Each episode is named after a Japanese dessert and features a real life Tokyo restaurant that serves its highest expression. (Foodies, take note.) Within a few episodes, Kantaro’s basic formula becomes apparent: A sales call in a part of Tokyo, a local dessert shop, a wacky, hyperbolic daydream and a reckoning with an authoritarian figure. The climactic encounter with each dessert is introduced with a brief critique of the establishment’s interior decor—asserting that good design makes food taste better.

“When they all mix in perfection in your mouth, our face will surely turn to heaven,” says Kantaro’s love interest savoring the gloriously syrupy savarin cake in the “relaxing” French-themed Yokohama patisserie, Café Recherche.

Feels like heaven.
Feels like heaven.
Image: Netflix

The series offers plenty of aphorisms about modern life: “If you do your job properly, you can play hookey properly,” Kantaro advises an underperforming colleague. “It’s important to be kind and sweet to yourself sometimes too,” he says to his fitness obsessed arch nemesis to coax him inside Tokyo’s bean-to-bar chocolate shop, Minimal.
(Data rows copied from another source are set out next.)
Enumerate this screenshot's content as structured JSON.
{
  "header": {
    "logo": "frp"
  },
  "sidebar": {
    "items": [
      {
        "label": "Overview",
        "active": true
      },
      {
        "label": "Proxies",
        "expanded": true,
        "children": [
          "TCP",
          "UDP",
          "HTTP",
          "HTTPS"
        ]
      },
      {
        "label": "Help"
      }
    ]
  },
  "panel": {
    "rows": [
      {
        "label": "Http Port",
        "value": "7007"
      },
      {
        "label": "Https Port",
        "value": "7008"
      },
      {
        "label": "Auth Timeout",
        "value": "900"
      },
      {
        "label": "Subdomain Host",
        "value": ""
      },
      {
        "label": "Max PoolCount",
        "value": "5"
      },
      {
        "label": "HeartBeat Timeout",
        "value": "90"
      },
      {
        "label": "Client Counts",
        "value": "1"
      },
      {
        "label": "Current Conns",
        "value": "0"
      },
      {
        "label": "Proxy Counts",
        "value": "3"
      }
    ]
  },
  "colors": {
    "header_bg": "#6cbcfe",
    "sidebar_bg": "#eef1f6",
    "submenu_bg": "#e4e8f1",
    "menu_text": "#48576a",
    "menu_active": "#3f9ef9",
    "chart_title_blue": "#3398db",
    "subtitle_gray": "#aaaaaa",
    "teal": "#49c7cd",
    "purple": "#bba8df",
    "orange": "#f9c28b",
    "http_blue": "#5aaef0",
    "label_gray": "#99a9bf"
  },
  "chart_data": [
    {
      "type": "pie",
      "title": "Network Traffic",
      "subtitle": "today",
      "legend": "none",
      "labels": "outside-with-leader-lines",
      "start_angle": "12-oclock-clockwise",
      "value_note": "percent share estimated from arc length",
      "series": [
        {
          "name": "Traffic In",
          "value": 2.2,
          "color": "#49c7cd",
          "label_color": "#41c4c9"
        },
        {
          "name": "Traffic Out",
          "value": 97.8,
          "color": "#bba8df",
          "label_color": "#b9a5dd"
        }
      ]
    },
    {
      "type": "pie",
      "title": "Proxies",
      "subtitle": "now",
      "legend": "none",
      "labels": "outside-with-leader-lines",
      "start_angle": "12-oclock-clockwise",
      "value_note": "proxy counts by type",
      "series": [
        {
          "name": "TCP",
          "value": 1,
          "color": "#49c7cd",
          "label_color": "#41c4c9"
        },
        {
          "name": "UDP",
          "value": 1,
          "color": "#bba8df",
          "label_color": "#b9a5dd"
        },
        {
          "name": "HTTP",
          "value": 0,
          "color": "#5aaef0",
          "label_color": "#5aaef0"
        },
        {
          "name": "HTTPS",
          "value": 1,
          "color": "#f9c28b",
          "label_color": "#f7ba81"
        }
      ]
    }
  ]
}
At times, Kantaro turns dark and uncomfortably sensual. Describing a revealing episode centered around Kantaro’s mom, blogger PDX Food Dude, “It’s so perfectly wrong, everyone in my living room was shrieking, cringing and laughing all at the same time…Watch it with friends, and keep a pile of desserts on hand.”

Kantaro is a caloric, heady, high-caliber farce worth binging on.